Almost immediately after being enthroned as the Bishop of Caesarea, he commissioned a colossal hospital, which was once considered a wonder of the world.  He also started hospice care for the sick, a homeless shelter, and began to run what was effectively a hunger and relief center, often working at feeding the poor himself.  He put into action words he often preached from the ambo of the Church:

The bread in your cupboard belongs to the hungry man; the coat hanging in your closet belongs to the man who needs it; the shoes rotting in your closet belongs to the man who has no shoes; the money which you put into the bank belongs to the poor. You do wrong to everyone you could help but fail to help. (Saint Basil)

“How can I make you realize the misery of the poor? How can I make you understand that your wealth comes from their weeping?” (Saint Basil)

He was, most of all, a staunch teacher and defender of the Christian faith.

He lived in between the period of the first Ecumenical Council of 325 and the second in 381.  He fought voraciously against the Arian heresy that was condemned in both councils. It was a dogmatic dispute that inspired much of his writing, but it was a heresy that had seeped into government circles.  Thus, he was threatened with exile by the Emperor, and Saint Basil’s response has survived the ages:

“If you take away my possessions, you will not enrich yourself, nor will you make me a pauper. You have no need of my old worn-out clothing, nor of my few books, of which the entirety of my wealth is comprised. Exile means nothing to me, since I am bound to no particular place. This place in which I now dwell is not mine, and any place you send me shall be mine. Better to say: every place is God’s. Where would I be neither a stranger and sojourner (Ps. 38/39:13)? Who can torture me? I am so weak, that the very first blow would render me insensible. Death would be a kindness to me, for it will bring me all the sooner to God, for Whom I live and labor, and to Whom I hasten.”

The official was stunned by his answer. “No one has ever spoken so audaciously to me,” he said.

“Perhaps,” the saint Basil remarked, “ that is because you’ve never spoken to a bishop before. In all else we are meek, the most humble of all. But when it concerns God, and people rise up against Him, then we, counting everything else as naught, look to Him alone. Then fire, sword, wild beasts and iron rods that rend the body, serve to fill us with joy, rather than fear.”

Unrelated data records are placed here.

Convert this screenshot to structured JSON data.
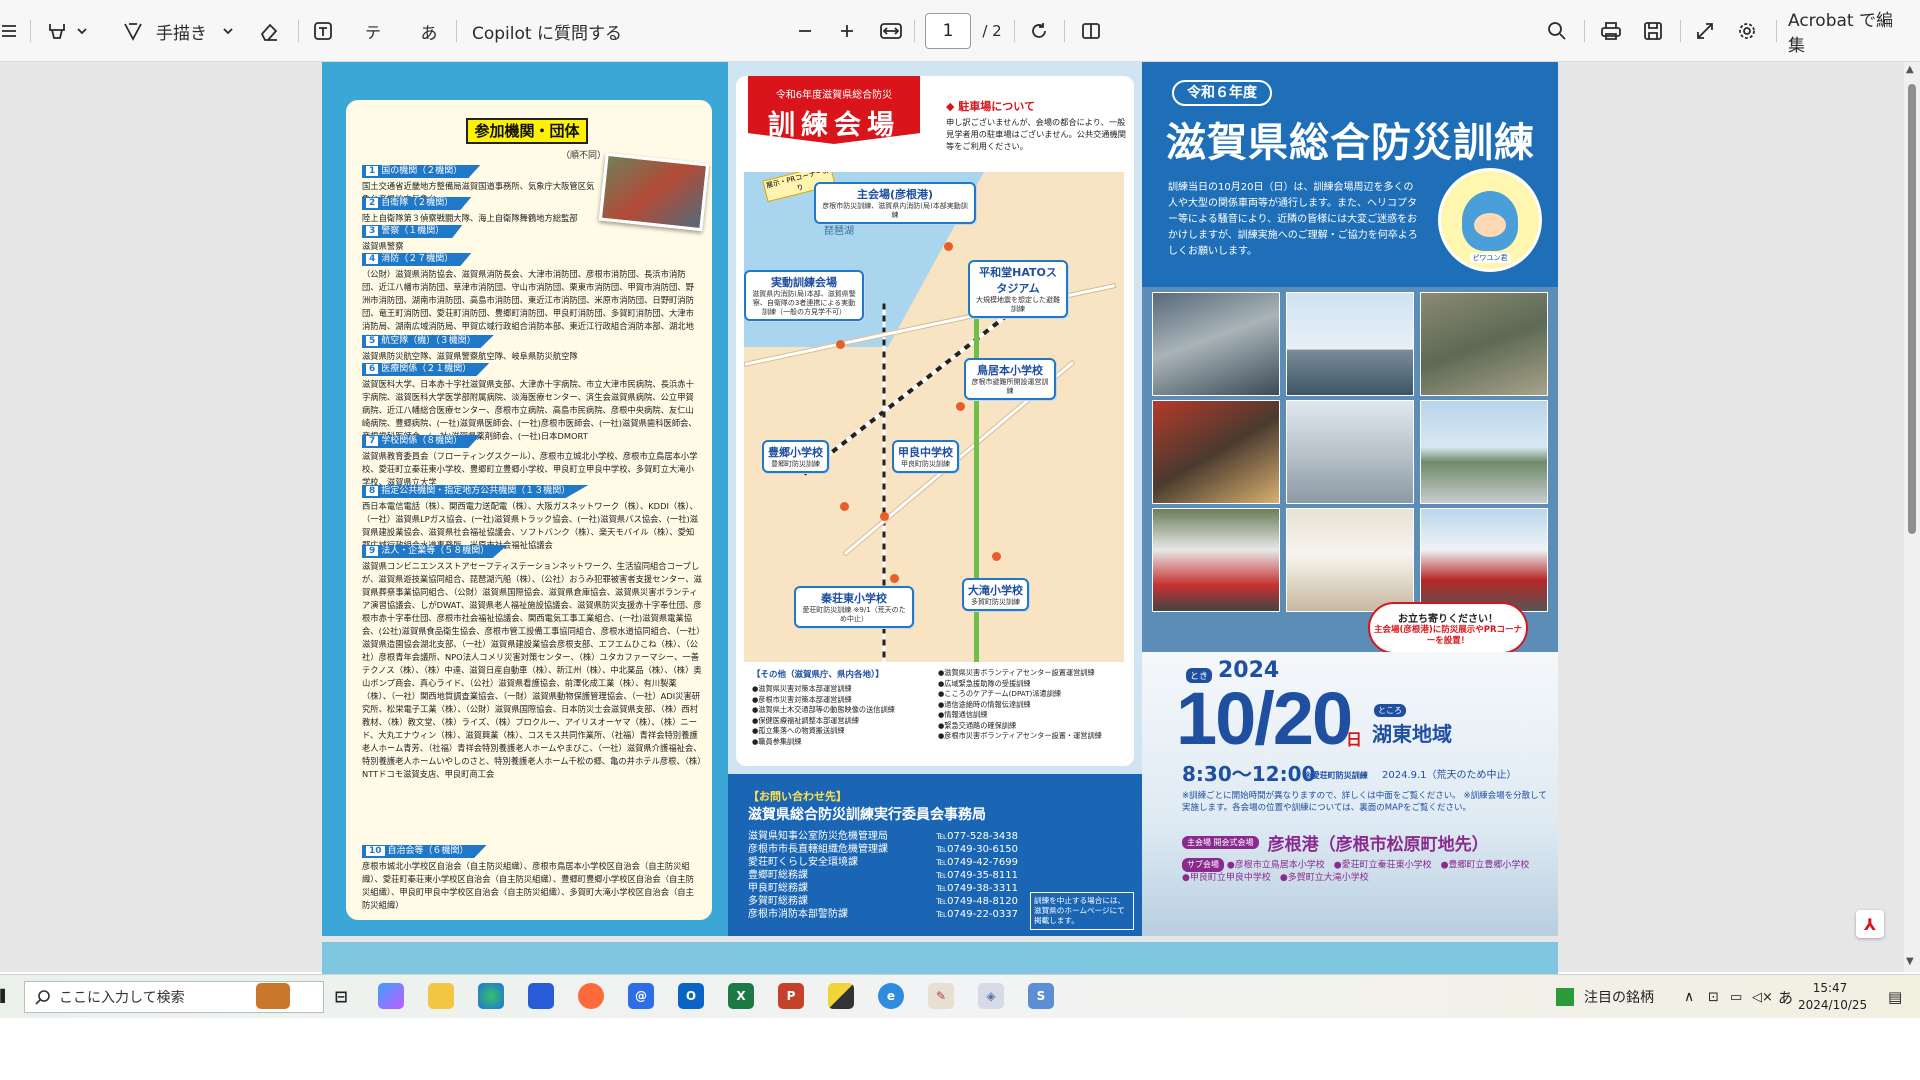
{
  "toolbar": {
    "handwrite_label": "手描き",
    "copilot_label": "Copilot に質問する",
    "current_page": "1",
    "page_total": "/ 2",
    "acrobat_label": "Acrobat で編集",
    "text_icon": "テ",
    "kana_icon": "あ"
  },
  "panel1": {
    "title": "参加機関・団体",
    "note": "（順不同）",
    "sections": [
      {
        "num": "1",
        "head": "国の機関",
        "count": "（２機関）",
        "text": "国土交通省近畿地方整備局滋賀国道事務所、気象庁大阪管区気象台彦根地方気象台"
      },
      {
        "num": "2",
        "head": "自衛隊",
        "count": "（２機関）",
        "text": "陸上自衛隊第３偵察戦闘大隊、海上自衛隊舞鶴地方総監部"
      },
      {
        "num": "3",
        "head": "警察",
        "count": "（１機関）",
        "text": "滋賀県警察"
      },
      {
        "num": "4",
        "head": "消防",
        "count": "（２７機関）",
        "text": "（公財）滋賀県消防協会、滋賀県消防長会、大津市消防団、彦根市消防団、長浜市消防団、近江八幡市消防団、草津市消防団、守山市消防団、栗東市消防団、甲賀市消防団、野洲市消防団、湖南市消防団、高島市消防団、東近江市消防団、米原市消防団、日野町消防団、竜王町消防団、愛荘町消防団、豊郷町消防団、甲良町消防団、多賀町消防団、大津市消防局、湖南広域消防局、甲賀広域行政組合消防本部、東近江行政組合消防本部、湖北地域消防本部、高島市消防本部"
      },
      {
        "num": "5",
        "head": "航空隊（機）",
        "count": "（３機関）",
        "text": "滋賀県防災航空隊、滋賀県警察航空隊、岐阜県防災航空隊"
      },
      {
        "num": "6",
        "head": "医療関係",
        "count": "（２１機関）",
        "text": "滋賀医科大学、日本赤十字社滋賀県支部、大津赤十字病院、市立大津市民病院、長浜赤十字病院、滋賀医科大学医学部附属病院、淡海医療センター、済生会滋賀県病院、公立甲賀病院、近江八幡総合医療センター、彦根市立病院、高島市民病院、彦根中央病院、友仁山崎病院、豊郷病院、(一社)滋賀県医師会、(一社)彦根市医師会、(一社)滋賀県歯科医師会、彦根歯科医師会、(一社)滋賀県薬剤師会、(一社)日本DMORT"
      },
      {
        "num": "7",
        "head": "学校関係",
        "count": "（８機関）",
        "text": "滋賀県教育委員会（フローティングスクール）、彦根市立城北小学校、彦根市立鳥居本小学校、愛荘町立秦荘東小学校、豊郷町立豊郷小学校、甲良町立甲良中学校、多賀町立大滝小学校、滋賀県立大学"
      },
      {
        "num": "8",
        "head": "指定公共機関・指定地方公共機関",
        "count": "（１３機関）",
        "text": "西日本電信電話（株）、関西電力送配電（株）、大阪ガスネットワーク（株）、KDDI（株）、（一社）滋賀県LPガス協会、(一社)滋賀県トラック協会、(一社)滋賀県バス協会、(一社)滋賀県建設業協会、滋賀県社会福祉協議会、ソフトバンク（株）、楽天モバイル（株）、愛知郡広域行政組合水道事務所、米原市社会福祉協議会"
      },
      {
        "num": "9",
        "head": "法人・企業等",
        "count": "（５８機関）",
        "text": "滋賀県コンビニエンスストアセーフティステーションネットワーク、生活協同組合コープしが、滋賀県遊技業協同組合、琵琶湖汽船（株）、（公社）おうみ犯罪被害者支援センター、滋賀県葬祭事業協同組合、（公財）滋賀県国際協会、滋賀県倉庫協会、滋賀県災害ボランティア演習協議会、しがDWAT、滋賀県老人福祉施設協議会、滋賀県防災支援赤十字奉仕団、彦根市赤十字奉仕団、彦根市社会福祉協議会、関西電気工事工業組合、(一社)滋賀県電業協会、(公社)滋賀県食品衛生協会、彦根市管工設備工事協同組合、彦根水道協同組合、（一社）滋賀県造園協会湖北支部、（一社）滋賀県建設業協会彦根支部、エフエムひこね（株）、（公社）彦根青年会議所、NPO法人コメリ災害対策センター、（株）ユタカファーマシー、一善テクノス（株）、（株）中達、滋賀日産自動車（株）、新江州（株）、中北薬品（株）、（株）奥山ボンプ商会、真心ライド、（公社）滋賀県看護協会、前澤化成工業（株）、有川製薬（株）、（一社）関西地質調査業協会、（一財）滋賀県動物保護管理協会、（一社）ADI災害研究所、松栄電子工業（株）、（公財）滋賀県国際協会、日本防災士会滋賀県支部、（株）西村教材、（株）教文堂、（株）ライズ、（株）プロクルー、アイリスオーヤマ（株）、（株）ニード、大丸エナウィン（株）、滋賀興業（株）、コスモス共同作業所、（社福）青祥会特別養護老人ホーム青芳、（社福）青祥会特別養護老人ホームやまびこ、（一社）滋賀県介護福祉会、特別養護老人ホームいやしのさと、特別養護老人ホーム千松の郷、亀の井ホテル彦根、（株）NTTドコモ滋賀支店、甲良町商工会"
      },
      {
        "num": "10",
        "head": "自治会等",
        "count": "（６機関）",
        "text": "彦根市城北小学校区自治会（自主防災組織）、彦根市鳥居本小学校区自治会（自主防災組織）、愛荘町秦荘東小学校区自治会（自主防災組織）、豊郷町豊郷小学校区自治会（自主防災組織）、甲良町甲良中学校区自治会（自主防災組織）、多賀町大滝小学校区自治会（自主防災組織）"
      }
    ]
  },
  "panel2": {
    "banner_small": "令和6年度滋賀県総合防災",
    "banner_large": "訓練会場",
    "parking_head": "◆ 駐車場について",
    "parking_text": "申し訳ございませんが、会場の都合により、一般見学者用の駐車場はございません。公共交通機関等をご利用ください。",
    "venues": [
      {
        "name": "主会場(彦根港)",
        "desc": "彦根市防災訓練、滋賀県内消防(局)本部実動訓練"
      },
      {
        "name": "実動訓練会場",
        "desc": "滋賀県内消防(局)本部、滋賀県警察、自衛隊の3者連携による実動訓練（一般の方見学不可）"
      },
      {
        "name": "平和堂HATOスタジアム",
        "desc": "大規模地震を想定した避難訓練"
      },
      {
        "name": "鳥居本小学校",
        "desc": "彦根市避難所開設運営訓練"
      },
      {
        "name": "豊郷小学校",
        "desc": "豊郷町防災訓練"
      },
      {
        "name": "甲良中学校",
        "desc": "甲良町防災訓練"
      },
      {
        "name": "秦荘東小学校",
        "desc": "愛荘町防災訓練 ※9/1（荒天のため中止）"
      },
      {
        "name": "大滝小学校",
        "desc": "多賀町防災訓練"
      }
    ],
    "map_badge": "展示・PRコーナーあり",
    "lake_label": "琵琶湖",
    "other_head": "【その他（滋賀県庁、県内各地）】",
    "other_left": [
      "●滋賀県災害対策本部運営訓練",
      "●彦根市災害対策本部運営訓練",
      "●滋賀県土木交通部等の動態映像の送信訓練",
      "●保健医療福祉調整本部運営訓練",
      "●孤立集落への物資搬送訓練",
      "●職員参集訓練"
    ],
    "other_right": [
      "●滋賀県災害ボランティアセンター設置運営訓練",
      "●広域緊急援助隊の受援訓練",
      "●こころのケアチーム(DPAT)派遣訓練",
      "●通信途絶時の情報伝達訓練",
      "●情報通信訓練",
      "●緊急交通路の確保訓練",
      "●彦根市災害ボランティアセンター設置・運営訓練"
    ],
    "contact_head": "【お問い合わせ先】",
    "contact_org": "滋賀県総合防災訓練実行委員会事務局",
    "contacts": [
      {
        "org": "滋賀県知事公室防災危機管理局",
        "tel": "℡077-528-3438"
      },
      {
        "org": "彦根市市長直轄組織危機管理課",
        "tel": "℡0749-30-6150"
      },
      {
        "org": "愛荘町くらし安全環境課",
        "tel": "℡0749-42-7699"
      },
      {
        "org": "豊郷町総務課",
        "tel": "℡0749-35-8111"
      },
      {
        "org": "甲良町総務課",
        "tel": "℡0749-38-3311"
      },
      {
        "org": "多賀町総務課",
        "tel": "℡0749-48-8120"
      },
      {
        "org": "彦根市消防本部警防課",
        "tel": "℡0749-22-0337"
      }
    ],
    "contact_note": "訓練を中止する場合には、滋賀県のホームページにて掲載します。"
  },
  "panel3": {
    "reiwa": "令和６年度",
    "title": "滋賀県総合防災訓練",
    "intro": "訓練当日の10月20日（日）は、訓練会場周辺を多くの人や大型の関係車両等が通行します。また、ヘリコプター等による騒音により、近隣の皆様には大変ご迷惑をおかけしますが、訓練実施へのご理解・ご協力を何卒よろしくお願いします。",
    "mascot_name": "ピワユン君",
    "bubble_a": "お立ち寄りください！",
    "bubble_b": "主会場(彦根港)に防災展示やPRコーナーを設置！",
    "toki": "とき",
    "year": "2024",
    "date": "10/20",
    "dow": "日",
    "tokoro": "ところ",
    "area": "湖東地域",
    "time": "8:30～12:00",
    "aisho_label": "※愛荘町防災訓練",
    "aisho_date": "2024.9.1（荒天のため中止）",
    "notes": "※訓練ごとに開始時間が異なりますので、詳しくは中面をご覧ください。 ※訓練会場を分散して実施します。各会場の位置や訓練については、裏面のMAPをご覧ください。",
    "main_tag": "主会場 開会式会場",
    "main_name": "彦根港（彦根市松原町地先）",
    "sub_tag": "サブ会場",
    "sub_venues": "●彦根市立鳥居本小学校　●愛荘町立秦荘東小学校　●豊郷町立豊郷小学校　●甲良町立甲良中学校　●多賀町立大滝小学校"
  },
  "taskbar": {
    "search_placeholder": "ここに入力して検索",
    "news_label": "注目の銘柄",
    "ime_label": "あ",
    "time": "15:47",
    "date": "2024/10/25"
  },
  "colors": {
    "accent_blue": "#1f6fb8",
    "accent_red": "#d9151b",
    "panel_cyan": "#3aa7d6"
  }
}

 Basil the Great again showed firmness before the emperor and his retinue and made such a strong impression on Valens that the emperor dared not give in to the Arians demanding Basil’s exile.

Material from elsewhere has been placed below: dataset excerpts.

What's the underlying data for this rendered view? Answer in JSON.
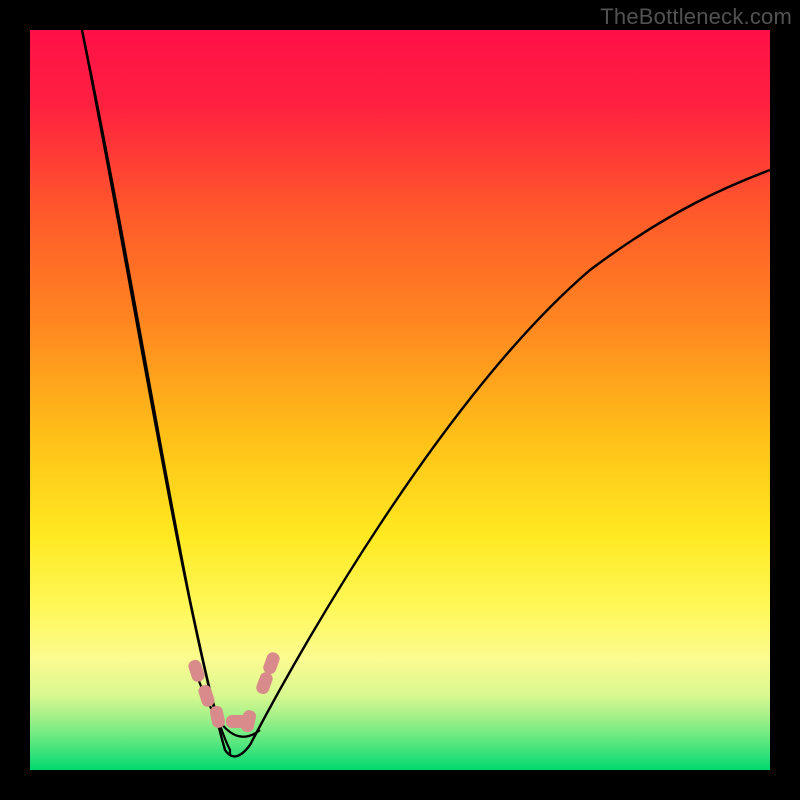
{
  "watermark": "TheBottleneck.com",
  "chart_data": {
    "type": "line",
    "title": "",
    "xlabel": "",
    "ylabel": "",
    "xlim": [
      0,
      100
    ],
    "ylim": [
      0,
      100
    ],
    "description": "Bottleneck curve plot on gradient spectrum from red (high bottleneck) to green (low bottleneck). Curve minimum near x=27 indicates optimal match point.",
    "gradient_stops": [
      {
        "offset": 0,
        "color": "#ff1048"
      },
      {
        "offset": 10,
        "color": "#ff2040"
      },
      {
        "offset": 25,
        "color": "#ff5a2a"
      },
      {
        "offset": 40,
        "color": "#ff8820"
      },
      {
        "offset": 55,
        "color": "#ffc018"
      },
      {
        "offset": 68,
        "color": "#ffe820"
      },
      {
        "offset": 78,
        "color": "#fff858"
      },
      {
        "offset": 85,
        "color": "#fbfb90"
      },
      {
        "offset": 90,
        "color": "#d8f890"
      },
      {
        "offset": 93,
        "color": "#a0f088"
      },
      {
        "offset": 96,
        "color": "#60e880"
      },
      {
        "offset": 98,
        "color": "#30e078"
      },
      {
        "offset": 100,
        "color": "#00d870"
      }
    ],
    "curve": {
      "left_start": {
        "x": 7,
        "y": 0
      },
      "minimum": {
        "x": 27,
        "y": 98
      },
      "right_end": {
        "x": 100,
        "y": 19
      }
    },
    "markers": [
      {
        "x": 22.2,
        "y": 86.2
      },
      {
        "x": 23.5,
        "y": 89.5
      },
      {
        "x": 25.0,
        "y": 92.3
      },
      {
        "x": 27.0,
        "y": 93.3
      },
      {
        "x": 29.0,
        "y": 92.8
      },
      {
        "x": 31.3,
        "y": 87.8
      },
      {
        "x": 32.3,
        "y": 85.2
      }
    ],
    "marker_color": "#d98a8a"
  }
}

Saint Basil was a bulwark of the Christian faith.  He existed as a very pillar of the Church. He spoke truth to power.  He uplifted the poor, meeting their many needs. He healed the sick, both of body and soul.  He edified and educated many on the Christian faith. He is a man of great legacy. Much of his work still exists today, and still echoes through the very sacramental life of the Christian faith.  

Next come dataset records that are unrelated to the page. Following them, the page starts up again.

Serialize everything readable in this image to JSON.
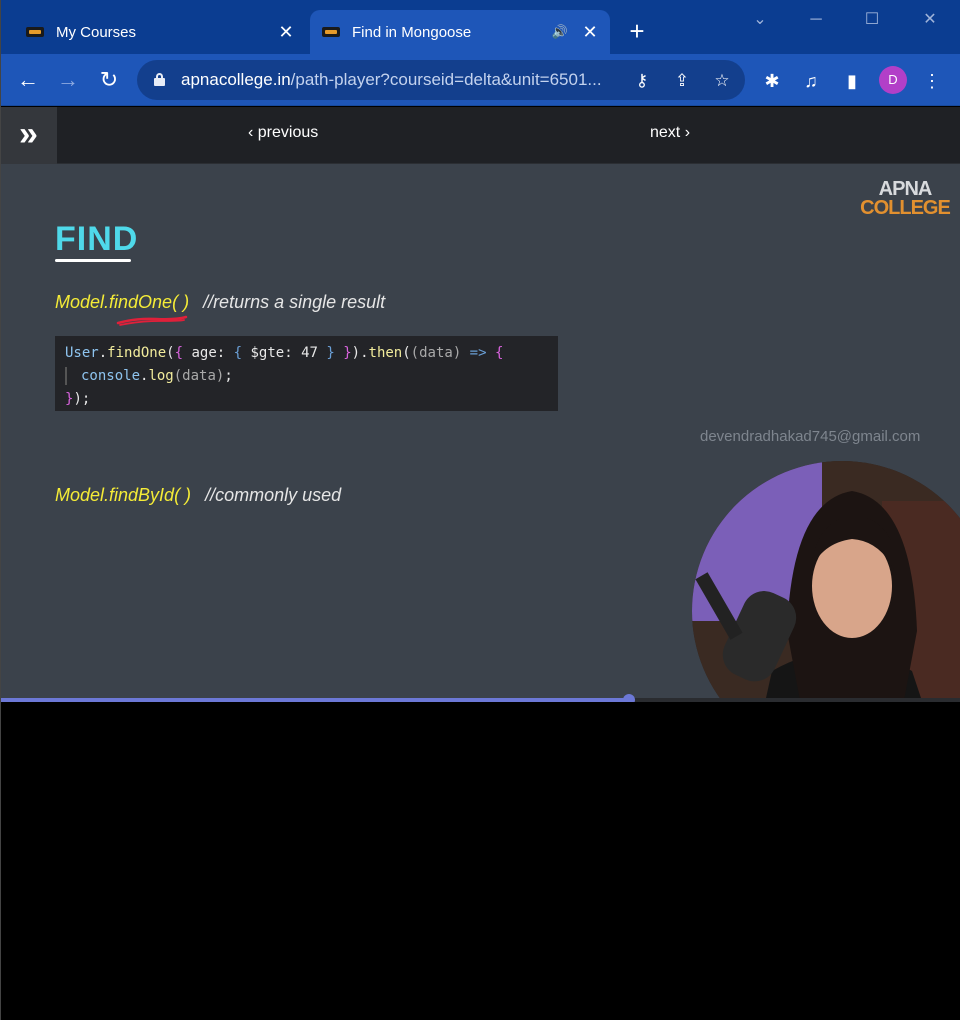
{
  "browser": {
    "tabs": [
      {
        "title": "My Courses",
        "active": false,
        "close": "✕"
      },
      {
        "title": "Find in Mongoose",
        "active": true,
        "close": "✕",
        "audio": "🔊"
      }
    ],
    "new_tab": "+",
    "window_controls": {
      "menu": "⌄",
      "minimize": "─",
      "maximize": "☐",
      "close": "✕"
    },
    "nav": {
      "back": "←",
      "forward": "→",
      "reload": "↻"
    },
    "address": {
      "domain": "apnacollege.in",
      "path": "/path-player?courseid=delta&unit=6501..."
    },
    "omnibox_icons": {
      "key": "⚷",
      "share": "⇪",
      "bookmark": "☆"
    },
    "toolbar_icons": {
      "extensions": "✱",
      "media": "♫",
      "sidepanel": "▮",
      "menu": "⋮"
    },
    "profile_initial": "D"
  },
  "course_nav": {
    "expand": "»",
    "previous": "‹ previous",
    "next": "next ›"
  },
  "slide": {
    "logo_line1": "APNA",
    "logo_line2": "COLLEGE",
    "title": "FIND",
    "line1_method": "Model.findOne( )",
    "line1_comment": "//returns a single result",
    "line2_method": "Model.findById( )",
    "line2_comment": "//commonly used",
    "watermark": "devendradhakad745@gmail.com"
  },
  "code": {
    "l1": {
      "obj": "User",
      "dot": ".",
      "fn": "findOne",
      "p1": "(",
      "b1": "{",
      "k": " age: ",
      "b2": "{",
      "op": " $gte: ",
      "num": "47",
      "b3": " }",
      "b4": " }",
      "p2": ").",
      "fn2": "then",
      "p3": "(",
      "arg": "(data)",
      "arrow": " => ",
      "b5": "{"
    },
    "l2": {
      "obj": "console",
      "dot": ".",
      "fn": "log",
      "arg": "(data)",
      "semi": ";"
    },
    "l3": {
      "b": "}",
      "end": ");"
    }
  },
  "video": {
    "progress": 0.655
  },
  "colors": {
    "tabbar": "#0b3d91",
    "toolbar": "#1e56b8",
    "slide_bg": "#3b424b",
    "title_cyan": "#4fd9ea",
    "method_yellow": "#f5ec37",
    "progress": "#6c78d6"
  }
}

He is my hero.  He is my inspiration.  He was truly one of the greatest living icons of Jesus Christ our Lord, and I follow in his footsteps, marching ever Godward, hoping that I should bring honor to his name.  I look forward to the day I should hear those beautiful words, well done my good and faithful servant, that Saint Basil will be nearby, and that I might embrace the man whose name I now bear.